CorrodedCoder, known to the Daggerfall community as the creator of DagVid, has written a vidfile extractor for Might and Magic 6, 7, and VIII, a fine occasion to finally add a page for this series, something that was overdue anyway. Of course you can download the program from there. Due to this new page Marble Madness has a new URL now.
Added a page for Rick Dangerous, for no particular reason, I never played either game, it was just mentioned at a board I frequent and I felt like it.
I made that rather mind-boggling Wolfenstein 3D stylesheet voluntary again. Finally there are some small updates on the following pages:
It seems that Boudewijn Waijers' Roguelike Games Home Page
that had been restored as a mirror is gone once again. I have
removed the links from the Roguelike
Games and Ragnarok pages.
I noticed that the Dungeon Keeper 2 page has risen considerably in popularity, so I've given it a makeover mostly cosmetic in nature, since there were no broken links and I didn't have a screenshot handy.
Talking of screenshots, there are now two for Daggerfall. There is a new post-apocalyptic mod for Half-Life 2 in the making. And that's it for today.

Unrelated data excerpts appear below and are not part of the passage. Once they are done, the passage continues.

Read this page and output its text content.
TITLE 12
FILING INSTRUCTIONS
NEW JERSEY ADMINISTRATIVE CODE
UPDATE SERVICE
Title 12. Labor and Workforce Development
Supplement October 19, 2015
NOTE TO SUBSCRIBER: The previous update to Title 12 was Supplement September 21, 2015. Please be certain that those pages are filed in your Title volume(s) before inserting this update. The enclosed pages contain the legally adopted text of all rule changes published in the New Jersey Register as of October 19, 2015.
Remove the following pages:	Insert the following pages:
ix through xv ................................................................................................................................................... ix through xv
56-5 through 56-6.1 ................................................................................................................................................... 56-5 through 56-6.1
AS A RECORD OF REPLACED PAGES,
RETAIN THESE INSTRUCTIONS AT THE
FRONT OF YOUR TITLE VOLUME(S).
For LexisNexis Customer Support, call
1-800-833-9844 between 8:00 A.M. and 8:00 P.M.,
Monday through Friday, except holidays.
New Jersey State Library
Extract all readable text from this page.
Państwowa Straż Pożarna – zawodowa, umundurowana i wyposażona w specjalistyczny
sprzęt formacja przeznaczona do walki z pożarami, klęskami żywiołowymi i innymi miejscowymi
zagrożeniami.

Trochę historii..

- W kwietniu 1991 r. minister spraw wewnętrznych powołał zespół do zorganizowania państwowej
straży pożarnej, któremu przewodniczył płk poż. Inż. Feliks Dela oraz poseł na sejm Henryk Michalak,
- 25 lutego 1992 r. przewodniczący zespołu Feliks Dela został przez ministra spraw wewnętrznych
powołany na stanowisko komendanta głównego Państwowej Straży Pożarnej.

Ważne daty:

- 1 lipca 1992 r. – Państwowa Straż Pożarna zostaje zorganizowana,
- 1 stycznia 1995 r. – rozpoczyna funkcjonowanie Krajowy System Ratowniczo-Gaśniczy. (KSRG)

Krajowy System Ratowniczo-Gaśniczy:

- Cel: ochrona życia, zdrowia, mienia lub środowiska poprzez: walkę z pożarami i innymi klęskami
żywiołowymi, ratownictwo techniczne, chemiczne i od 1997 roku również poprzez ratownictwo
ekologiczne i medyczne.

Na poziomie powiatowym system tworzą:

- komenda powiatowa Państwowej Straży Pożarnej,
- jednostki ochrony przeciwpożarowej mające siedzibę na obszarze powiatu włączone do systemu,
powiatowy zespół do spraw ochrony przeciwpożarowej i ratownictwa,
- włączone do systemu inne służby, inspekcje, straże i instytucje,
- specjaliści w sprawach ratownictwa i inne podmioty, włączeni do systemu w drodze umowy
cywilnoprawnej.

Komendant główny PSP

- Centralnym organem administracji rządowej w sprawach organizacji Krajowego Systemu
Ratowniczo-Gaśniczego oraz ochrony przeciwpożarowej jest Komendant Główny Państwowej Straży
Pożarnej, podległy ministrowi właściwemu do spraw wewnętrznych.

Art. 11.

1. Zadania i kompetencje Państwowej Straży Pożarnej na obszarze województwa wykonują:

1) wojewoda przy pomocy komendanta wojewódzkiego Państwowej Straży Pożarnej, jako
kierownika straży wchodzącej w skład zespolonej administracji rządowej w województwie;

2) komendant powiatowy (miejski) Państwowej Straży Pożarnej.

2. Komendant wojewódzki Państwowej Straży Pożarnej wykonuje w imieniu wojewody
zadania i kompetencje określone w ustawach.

Ben Hanke has removed the download for Tinytris from his homepage, so I now link to the Tinytris page on dosgamesonline instead.
Added another Fallout 2 review, or rather a comparison between Fallout 2 and Diablo II, approximately from the time the latter came out.
I found something I had been looking for for a very long time, the Diablo pre-release demo. I found it on a Polish site which I have added to the Diablo Fan Pages. It is a single executeble of about 55 MB from August 1996, and lets you play only a warrior on only one dungeon level with the Butcher's lair. It is quite difficult, since you start with no gold and no healing potions, there is no healer in town, and you can't identify items until you get a Book of Identify. Unfortunately it has no save screenshot functions and taking screenshots the Windows way doesn't work either.
Last not least there are a few smaller updates on the following pages:
Just a small update to start the month. I found I had more pages about Console-Style RPGs than I had thought, and a few updates for Knights of Xentar. Screenshots for Chronotrigger and Zork Zero.